PyPI version Python 3.11+ License: CeCILL-2.1 Code style: ruff

DocumentationInstallationQuick StartExamplesContributing


Overview

NIRS4ALL bridges the gap between spectroscopic data and machine learning by providing a unified framework for data loading, preprocessing, model training, and evaluation. Built for researchers and practitioners working with Near-Infrared Spectroscopy data.

Performance Heatmap

Key Features

  • NIRS-Specific Preprocessing — SNV, MSC, Savitzky-Golay, Norris-Williams, wavelet denoise, OSC/EPO, and 30+ spectral transforms
  • Advanced PLS Models — AOM-PLS, POP-PLS, OPLS, DiPLS, MBPLS, and 15+ PLS variants with automatic operator selection
  • Multi-Backend ML — Seamless integration with scikit-learn, TensorFlow, PyTorch, and JAX
  • Declarative Pipelines — Define complex workflows with simple, readable syntax
  • Parallel Execution — Multi-core pipeline variant execution via joblib
  • Hyperparameter Tuning — Built-in Optuna integration for automated optimization
  • Rich Visualizations — Performance heatmaps, candlestick plots, SHAP explanations
  • Model Deployment — Export trained pipelines as portable .n4a bundles
  • sklearn CompatibleNIRSPipeline wrapper for SHAP, cross-validation, and more
Performance Heatmap Performance Distribution Regression Scatter Plot
Advanced visualization capabilities for model performance analysis

Installation

Basic Installation

pip install nirs4all

This installs the core library with scikit-learn support. Deep learning frameworks are optional.

With ML Backends

# TensorFlow
pip install nirs4all[tensorflow]

# PyTorch
pip install nirs4all[torch]

# JAX
pip install nirs4all[jax]

# All frameworks
pip install nirs4all[all]

# All frameworks with GPU support
pip install nirs4all[all-gpu]

Conda

Coming soon! We're working with conda-forge to make NIRS4ALL available through conda.
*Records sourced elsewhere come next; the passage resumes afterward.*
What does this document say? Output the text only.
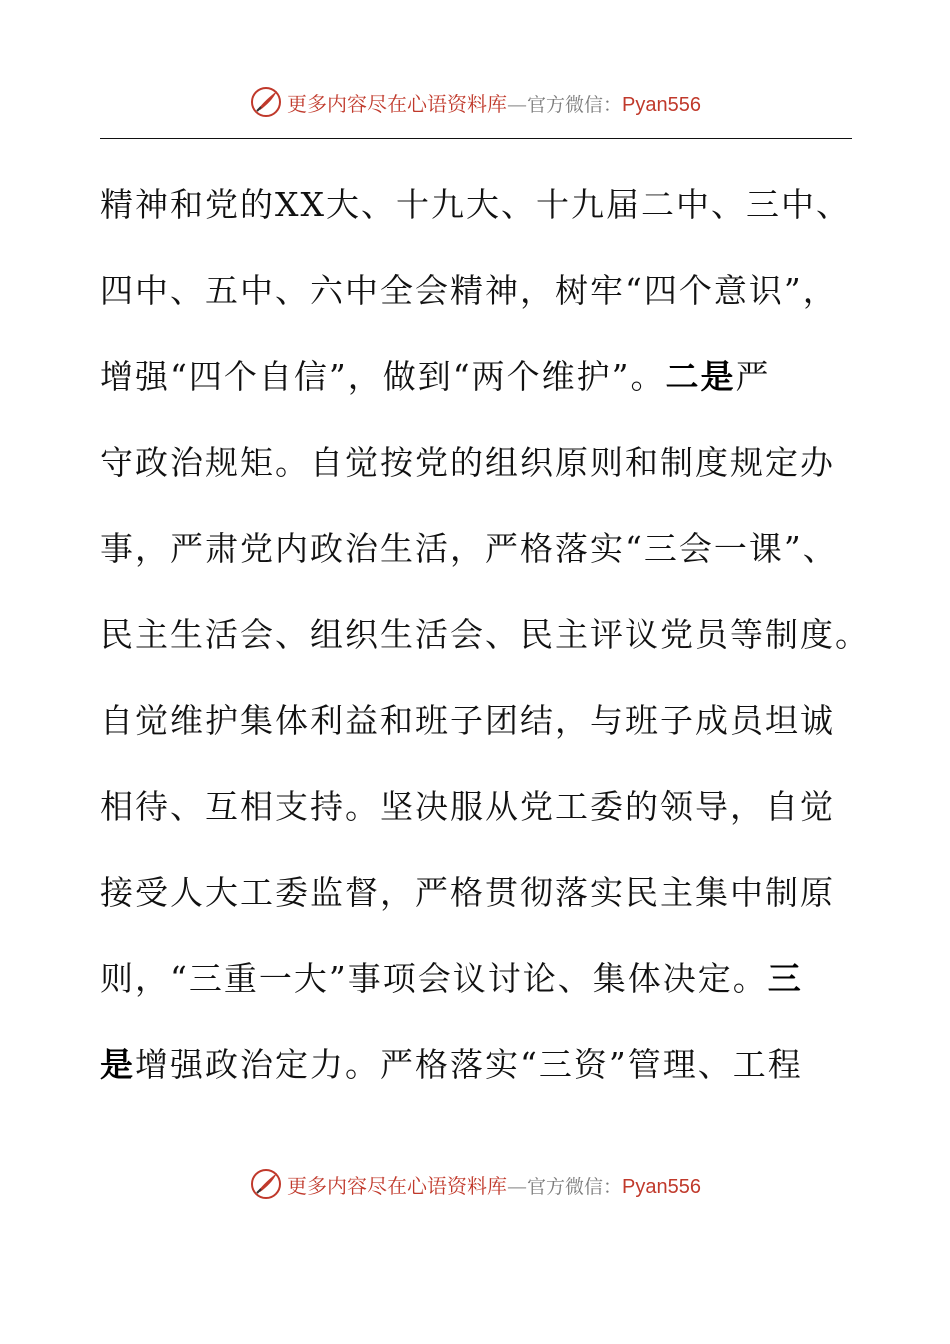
更多内容尽在心语资料库—官方微信：Pyan556
精神和党的XX大、十九大、十九届二中、三中、
四中、五中、六中全会精神，树牢“四个意识”，
增强“四个自信”，做到“两个维护”。二是严
守政治规矩。自觉按党的组织原则和制度规定办
事，严肃党内政治生活，严格落实“三会一课”、
民主生活会、组织生活会、民主评议党员等制度。
自觉维护集体利益和班子团结，与班子成员坦诚
相待、互相支持。坚决服从党工委的领导，自觉
接受人大工委监督，严格贯彻落实民主集中制原
则，“三重一大”事项会议讨论、集体决定。三
是增强政治定力。严格落实“三资”管理、工程
更多内容尽在心语资料库—官方微信：Pyan556
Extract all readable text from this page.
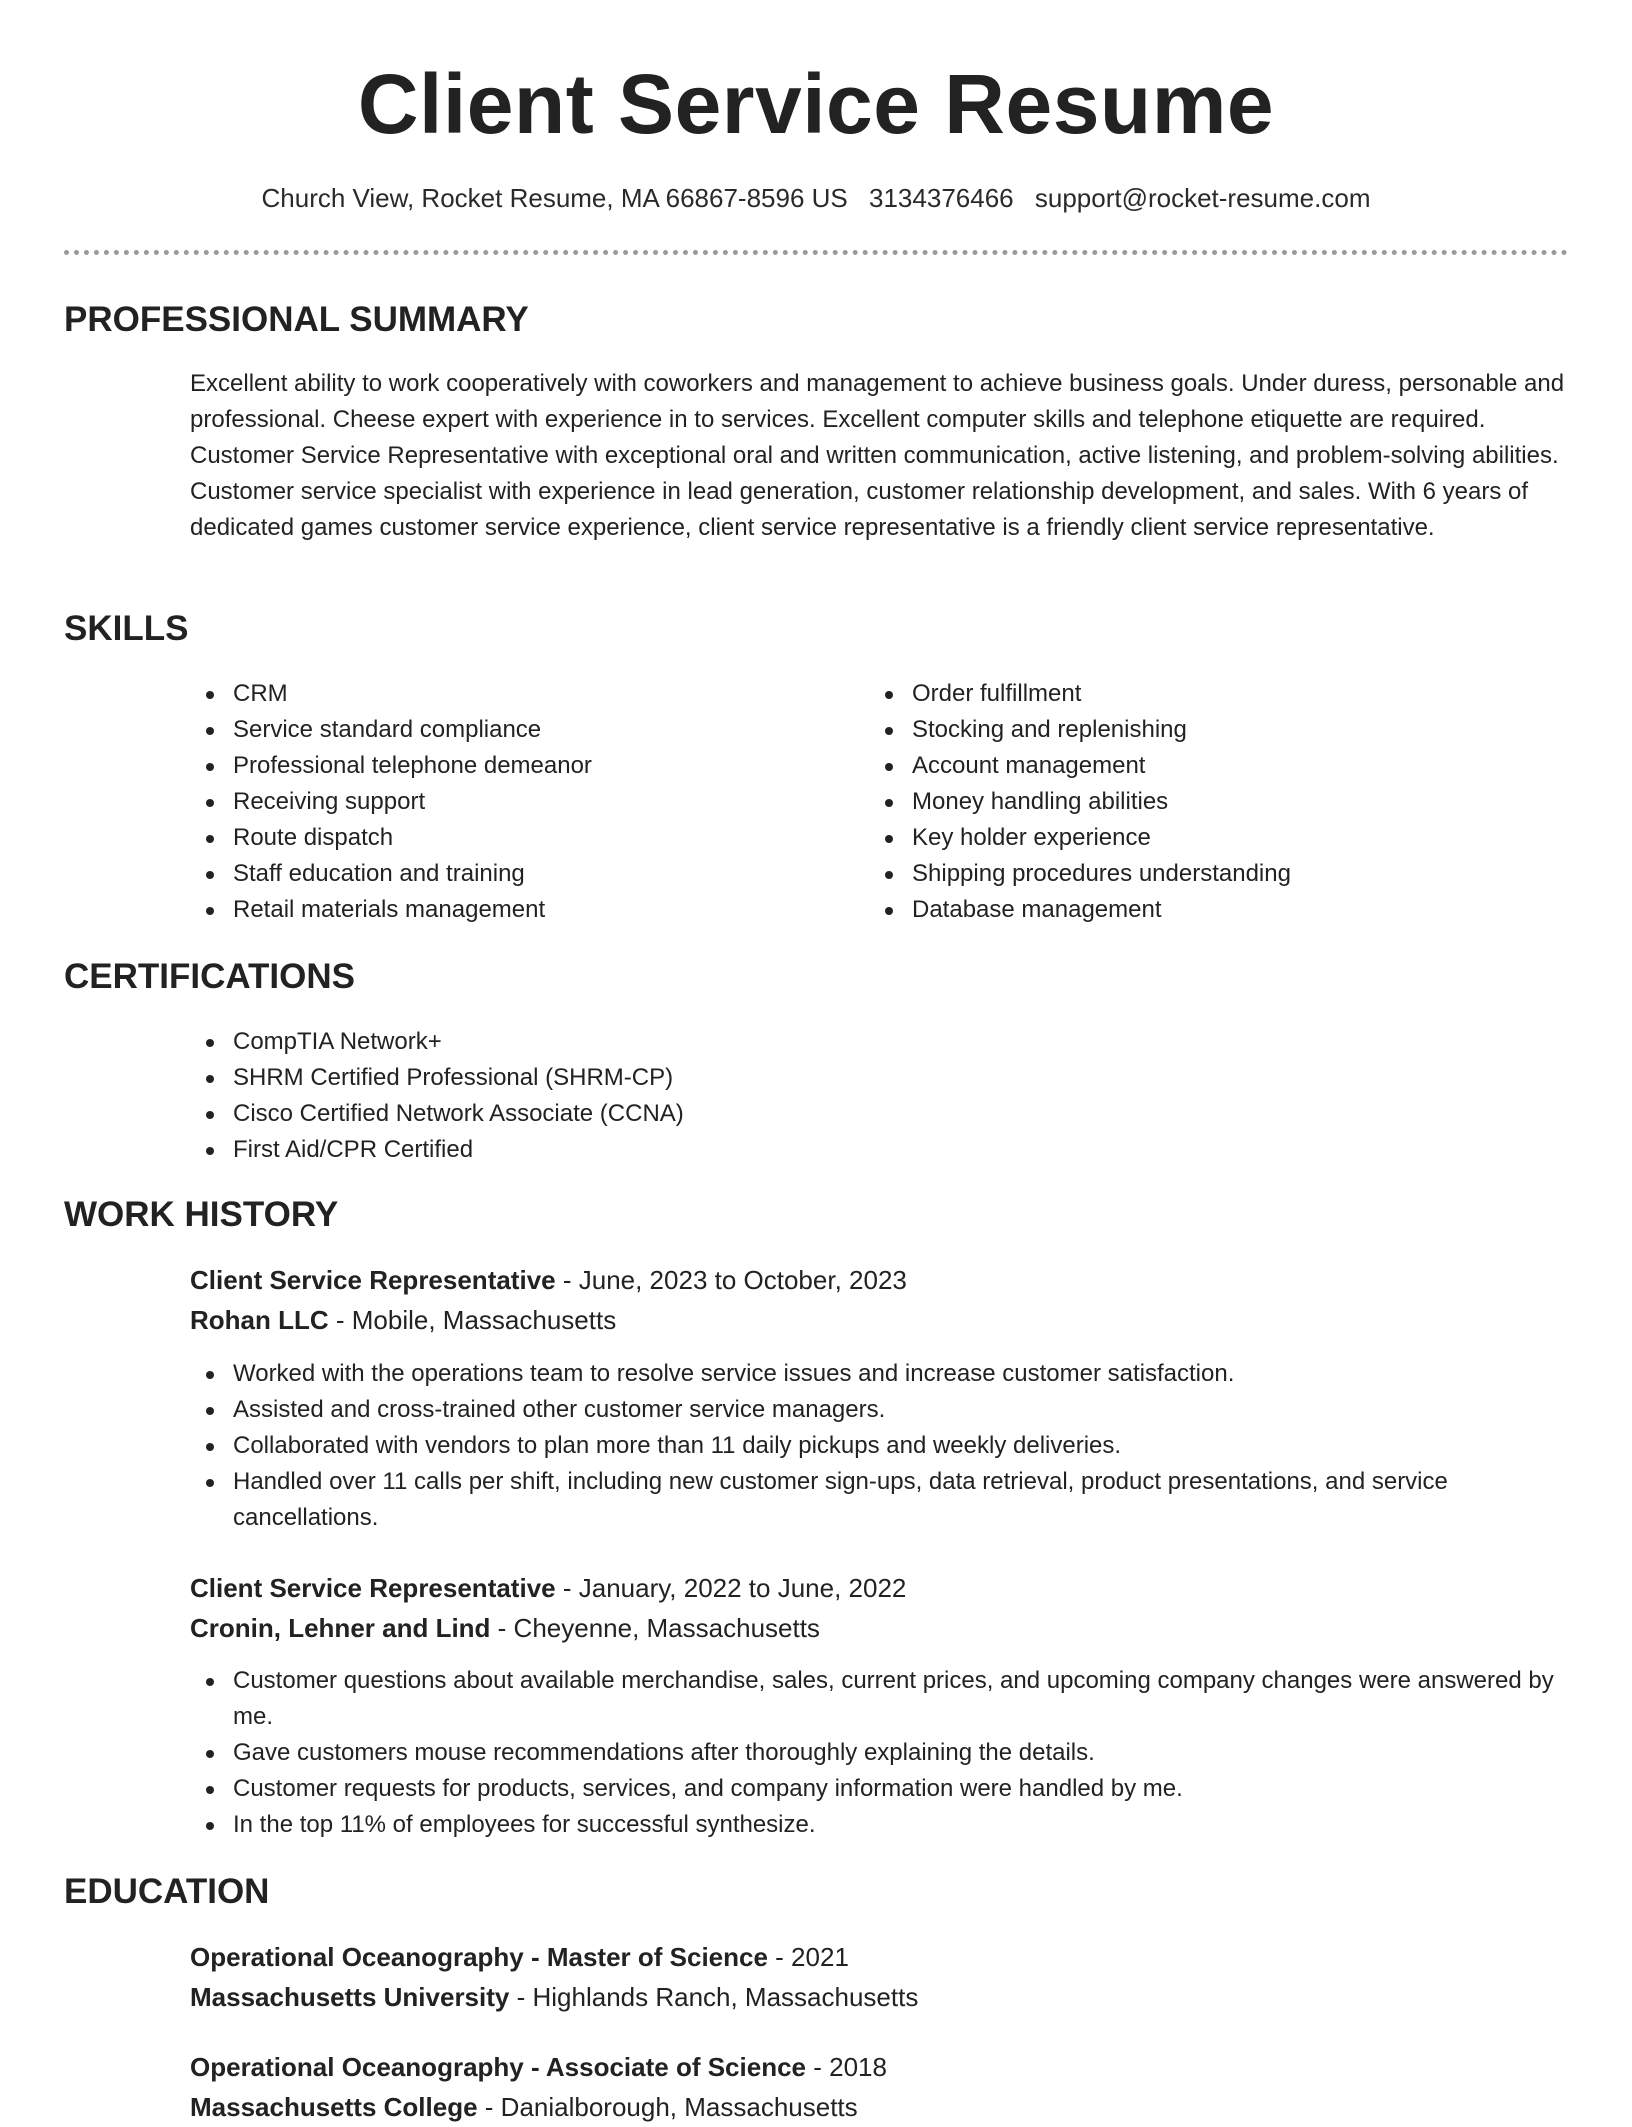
Client Service Resume
Church View, Rocket Resume, MA 66867-8596 US 3134376466 support@rocket-resume.com
PROFESSIONAL SUMMARY

Excellent ability to work cooperatively with coworkers and management to achieve business goals. Under duress, personable and professional. Cheese expert with experience in to services. Excellent computer skills and telephone etiquette are required. Customer Service Representative with exceptional oral and written communication, active listening, and problem-solving abilities. Customer service specialist with experience in lead generation, customer relationship development, and sales. With 6 years of dedicated games customer service experience, client service representative is a friendly client service representative.

SKILLS
CRM
Service standard compliance
Professional telephone demeanor
Receiving support
Route dispatch
Staff education and training
Retail materials management
Order fulfillment
Stocking and replenishing
Account management
Money handling abilities
Key holder experience
Shipping procedures understanding
Database management
CERTIFICATIONS
CompTIA Network+
SHRM Certified Professional (SHRM-CP)
Cisco Certified Network Associate (CCNA)
First Aid/CPR Certified
WORK HISTORY
Client Service Representative - June, 2023 to October, 2023
Rohan LLC - Mobile, Massachusetts
Worked with the operations team to resolve service issues and increase customer satisfaction.
Assisted and cross-trained other customer service managers.
Collaborated with vendors to plan more than 11 daily pickups and weekly deliveries.
Handled over 11 calls per shift, including new customer sign-ups, data retrieval, product presentations, and service cancellations.
Client Service Representative - January, 2022 to June, 2022
Cronin, Lehner and Lind - Cheyenne, Massachusetts
Customer questions about available merchandise, sales, current prices, and upcoming company changes were answered by me.
Gave customers mouse recommendations after thoroughly explaining the details.
Customer requests for products, services, and company information were handled by me.
In the top 11% of employees for successful synthesize.
EDUCATION
Operational Oceanography - Master of Science - 2021
Massachusetts University - Highlands Ranch, Massachusetts
Operational Oceanography - Associate of Science - 2018
Massachusetts College - Danialborough, Massachusetts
In the meantime, use pip install nirs4all or docker.

# Available soon:
# conda install -c conda-forge nirs4all

Docker

docker pull ghcr.io/gbeurier/nirs4all:latest
docker run -v $(pwd):/workspace ghcr.io/gbeurier/nirs4all python my_script.py

Development Installation

git clone https://github.com/GBeurier/nirs4all.git
cd nirs4all
pip install -e ".[dev]"

Verify Installation

nirs4all --test-install      # Check dependencies
nirs4all --test-integration  # Run integration tests
nirs4all --version           # Check version

Quick Start

Simple API (Recommended)

import nirs4all
from sklearn.preprocessing import MinMaxScaler
from sklearn.model_selection import ShuffleSplit
from sklearn.cross_decomposition import PLSRegression

# Define your pipeline
pipeline = [
    MinMaxScaler(),
    {"y_processing": MinMaxScaler()},
    ShuffleSplit(n_splits=3, test_size=0.25),
    {"model": PLSRegression(n_components=10)}
]

# Train and evaluate
result = nirs4all.run(
    pipeline=pipeline,
    dataset="path/to/your/data",
    name="MyPipeline",
    verbose=1
)

# Access results
print(f"Best RMSE: {result.best_rmse:.4f}")
print(f"Best R²: {result.best_r2:.4f}")

# Export for deployment
result.export("exports/best_model.n4a")

Session for Multiple Runs

import nirs4all
from sklearn.preprocessing import MinMaxScaler
from sklearn.cross_decomposition import PLSRegression
from sklearn.ensemble import RandomForestRegressor

with nirs4all.session(verbose=1, save_artifacts=True) as s:
    # Compare models with shared configuration
    pls_result = nirs4all.run(
        pipeline=[MinMaxScaler(), PLSRegression(n_components=10)],
        dataset="data/wheat.csv",
        name="PLS",
        session=s
    )

    rf_result = nirs4all.run(
        pipeline=[MinMaxScaler(), RandomForestRegressor(n_estimators=100)],
        dataset="data/wheat.csv",
        name="RandomForest",
        session=s
    )

    print(f"PLS: {pls_result.best_rmse:.4f} | RF: {rf_result.best_rmse:.4f}")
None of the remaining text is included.